FIF also argued that it was error for the trial court not to have determined whether MIC knew or should have known there was a dispute concerning the Assignment’s validity when it filed the Utah action. The jury did consider this issue, but FIF argued it should have been the trial court that made the determination. The Court disagreed. The law of the case established in MIC I was to determine what MIC knew or should have known and there was an interrogatory to the jury that covered this issue. The jury’s answering of the interrogatory resolved the factual dispute dispositive of claim preclusion against FIF and that satisfied the law of the case.

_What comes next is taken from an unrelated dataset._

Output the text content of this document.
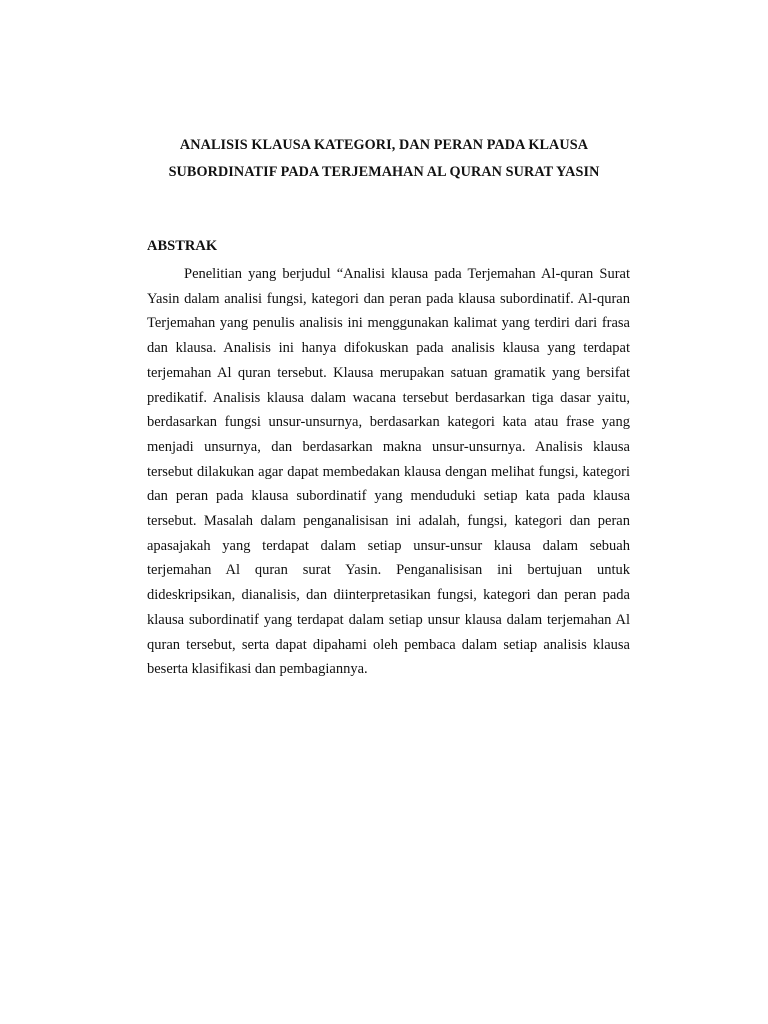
ANALISIS KLAUSA KATEGORI, DAN PERAN PADA KLAUSA
SUBORDINATIF PADA TERJEMAHAN AL QURAN SURAT YASIN
ABSTRAK

Penelitian yang berjudul “Analisi klausa pada Terjemahan Al-quran Surat Yasin dalam analisi fungsi, kategori dan peran pada klausa subordinatif. Al-quran Terjemahan yang penulis analisis ini menggunakan kalimat yang terdiri dari frasa dan klausa. Analisis ini hanya difokuskan pada analisis klausa yang terdapat terjemahan Al quran tersebut. Klausa merupakan satuan gramatik yang bersifat predikatif. Analisis klausa dalam wacana tersebut berdasarkan tiga dasar yaitu, berdasarkan fungsi unsur-unsurnya, berdasarkan kategori kata atau frase yang menjadi unsurnya, dan berdasarkan makna unsur-unsurnya. Analisis klausa tersebut dilakukan agar dapat membedakan klausa dengan melihat fungsi, kategori dan peran pada klausa subordinatif yang menduduki setiap kata pada klausa tersebut. Masalah dalam penganalisisan ini adalah, fungsi, kategori dan peran apasajakah yang terdapat dalam setiap unsur-unsur klausa dalam sebuah terjemahan Al quran surat Yasin. Penganalisisan ini bertujuan untuk dideskripsikan, dianalisis, dan diinterpretasikan fungsi, kategori dan peran pada klausa subordinatif yang terdapat dalam setiap unsur klausa dalam terjemahan Al quran tersebut, serta dapat dipahami oleh pembaca dalam setiap analisis klausa beserta klasifikasi dan pembagiannya.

The Court also rejected FIF’s arguments that MIC could not re-litigate anything concerning the Kersey Loan transaction other than the issue concerning the validity of the Assignment and the settlement of the Sytech litigation. The Court determined that this argument was based on a fundamental misunderstanding of the prior ruling in MIC I on the part of FIF. The judgment was affirmed.